Çocuk sahibi olmak da bir haktır. Hem anne hem de baba için eşit bir haktır. "Sadece evde oturan kadınlar çalışır çalışan kadınlar anne olmak istiyorsa evine geri döner" diye bir genelleme yapılamaz. Ayrıca kadın istere çalışsın ister çalışmasın, babanın da çocuk sahibi olmanın bakım ve yükümlülükleri vardır. Ve bu yükümlülükler, anneler ve babalar için de eşit olmalıdır. Hele ki kadın çalışıyorsa anne-baba bu yükümlülükleri birlikte yerine getirmelidirler.

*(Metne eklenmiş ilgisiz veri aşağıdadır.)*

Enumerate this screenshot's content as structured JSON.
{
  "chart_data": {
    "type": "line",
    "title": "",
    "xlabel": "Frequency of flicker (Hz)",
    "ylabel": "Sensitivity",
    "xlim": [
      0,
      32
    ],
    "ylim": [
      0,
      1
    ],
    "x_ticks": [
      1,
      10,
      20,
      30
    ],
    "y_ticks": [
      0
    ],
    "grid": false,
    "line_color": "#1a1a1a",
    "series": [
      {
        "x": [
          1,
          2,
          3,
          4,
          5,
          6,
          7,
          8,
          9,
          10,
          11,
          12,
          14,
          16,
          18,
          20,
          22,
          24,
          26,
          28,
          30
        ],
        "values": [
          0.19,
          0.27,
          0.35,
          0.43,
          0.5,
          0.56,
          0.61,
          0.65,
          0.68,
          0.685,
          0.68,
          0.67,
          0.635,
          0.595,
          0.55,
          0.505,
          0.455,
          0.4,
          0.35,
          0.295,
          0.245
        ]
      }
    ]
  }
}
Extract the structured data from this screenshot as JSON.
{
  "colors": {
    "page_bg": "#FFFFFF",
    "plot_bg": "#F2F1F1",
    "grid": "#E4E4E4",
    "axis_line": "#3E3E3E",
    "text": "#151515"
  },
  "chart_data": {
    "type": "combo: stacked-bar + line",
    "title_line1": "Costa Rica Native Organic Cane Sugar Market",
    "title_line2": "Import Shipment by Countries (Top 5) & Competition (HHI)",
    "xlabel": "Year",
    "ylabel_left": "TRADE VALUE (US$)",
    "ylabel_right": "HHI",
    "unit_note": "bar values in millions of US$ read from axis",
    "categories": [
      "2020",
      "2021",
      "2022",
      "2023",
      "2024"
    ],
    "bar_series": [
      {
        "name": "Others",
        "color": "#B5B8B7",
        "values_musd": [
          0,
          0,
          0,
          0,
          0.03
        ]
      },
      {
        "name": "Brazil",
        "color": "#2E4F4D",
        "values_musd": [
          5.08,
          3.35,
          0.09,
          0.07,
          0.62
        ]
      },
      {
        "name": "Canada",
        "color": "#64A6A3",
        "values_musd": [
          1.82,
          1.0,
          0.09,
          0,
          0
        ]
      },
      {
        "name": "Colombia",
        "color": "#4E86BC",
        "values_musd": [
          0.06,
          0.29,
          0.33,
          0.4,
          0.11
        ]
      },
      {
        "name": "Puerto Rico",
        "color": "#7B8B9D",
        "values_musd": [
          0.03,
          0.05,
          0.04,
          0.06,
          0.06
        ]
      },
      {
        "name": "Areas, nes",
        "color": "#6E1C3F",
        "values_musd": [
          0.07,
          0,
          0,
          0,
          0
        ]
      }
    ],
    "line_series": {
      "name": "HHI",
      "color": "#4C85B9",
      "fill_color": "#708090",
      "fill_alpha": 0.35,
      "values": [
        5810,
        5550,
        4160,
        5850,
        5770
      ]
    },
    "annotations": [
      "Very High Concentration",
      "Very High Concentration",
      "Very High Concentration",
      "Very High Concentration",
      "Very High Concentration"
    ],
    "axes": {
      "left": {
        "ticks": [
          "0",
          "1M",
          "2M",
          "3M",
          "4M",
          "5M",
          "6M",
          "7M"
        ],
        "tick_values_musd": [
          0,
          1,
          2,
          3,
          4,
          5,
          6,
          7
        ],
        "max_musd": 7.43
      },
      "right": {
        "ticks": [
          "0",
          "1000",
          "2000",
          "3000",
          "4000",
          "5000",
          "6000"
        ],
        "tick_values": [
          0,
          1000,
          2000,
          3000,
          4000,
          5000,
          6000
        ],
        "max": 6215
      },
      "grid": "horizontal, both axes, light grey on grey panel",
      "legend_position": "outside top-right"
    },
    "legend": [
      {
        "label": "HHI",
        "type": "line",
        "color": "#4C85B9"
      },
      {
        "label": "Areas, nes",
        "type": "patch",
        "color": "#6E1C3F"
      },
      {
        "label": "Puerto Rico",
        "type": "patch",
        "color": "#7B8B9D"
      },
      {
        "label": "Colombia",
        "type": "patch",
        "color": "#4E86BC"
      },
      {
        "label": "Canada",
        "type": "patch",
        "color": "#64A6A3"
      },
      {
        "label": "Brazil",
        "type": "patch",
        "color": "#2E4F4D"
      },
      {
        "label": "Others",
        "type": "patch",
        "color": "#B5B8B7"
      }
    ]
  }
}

Devletin bir görevi de budur. Kadın istihdamı da dahil olmak üzere tüm sosyal politikalar, kadınla erkek arasındaki fırsat eşitliği göz önünde bulundurularak hazırlanmalıdır.
DOĞUM İZNİ
Yani çalışan bir çift aile olmaya hazırlandığında sadece anneye doğum ini verilerek destek verilmez. Burada ebeveyn izni devreye girer. Girmelidir. Çalışma hayatı dahilindeki ebeveyn izni kadın ve erkek arasındaki eşitliği destekleyeceği için çok önemli bir çözümdür. Karısı ister evde otursun ister dışarıda çalışsın her babanın doğum izni alma hakkı vardır.
Gelişmiş pek çok ülkede ve AB ülkelerinde de durum budur. Başta kadın örgütleri olmak üzere STK'ların istediği de budur. Sadece anneye doğum izni verilerek ve bu süre uzatılarak hak ve adalet sağlanmaz.
Örneğin Kagider de geçtiğimiz hafta yaptığı açıklamada bu konuya değinerek şu öneride bulundu:
. Uzun süreli ücretli annelik izinleri ile kadınların işe dönüşlerini zorlaştıracak, işveren için kadın istihdamını çok daha yüksek maliyetli kılacak düzenlemeler, işvereni cezalandırıcı uygulamalar kadın istihdamı için tehlike teşkil etmektedir.
. Çalışan kadınların çocuk bakım ihtiyacını çözmek üzere kadını işten uzaklaştırmak değil, kaliteli, erişilebilir, düşük maliyetli ve devlet tarafından sağlanacak bir çocuk bakım desteği sunulmalıdır.
ÖNERİ GEREKİYOR
Nasıl sağlanacak? Bu konuda kadın örgütlerinin yaptığı çalışmalar var. Raporlar var. Örneğin Kagider'in var. Kadınların iş yaşamına katılmaları önündeki en azından çocuk bakım engelinin kaldırılması için yaklaşık üç yıldır titiz bir çalışma yürütüyorlar. Bu amaçla AÇEV ile ortak gerçekleştirdikleri "Çocuk Bakım Modeli" adlı bir çalışma var. Bunu ilgili bakanlığa da sundular. Görünen o ki taslak hazırlanırken bu çalışma da göz ardı edilmiş.
Kısacası bu taslak, çalışan kadının hayatını kolaylaştırmıyor. Veya kadının istihdama katılmasını değil eve dönmesini teşvik ediyor.
Kadın Emeği ve İstihdamı Girişimi (KEİG) üyesi Nevra Akdemir'in dediği gibi "Önerilerde aile merkezli bir bakış açısıyla, aile merkezli büyüme rejimi diyebileceğimiz bir durum söz konusu. Oysa bize, kadının aile içerisinde işlevlenmiş, doğurgan olan, ucuz emek gücü olan değil de birey olarak gözetildiği ve olumlu koruyucu tedbirlerin olduğu bir dizi öneri gerekiyor."
Çünkü Hülya Gülbahar'ın dediği gibi "Her türlü 'korumacılık', geleneksel rollerin pekiştirilmesi ve kadın üzerinde daha fazla tahakküm demektir".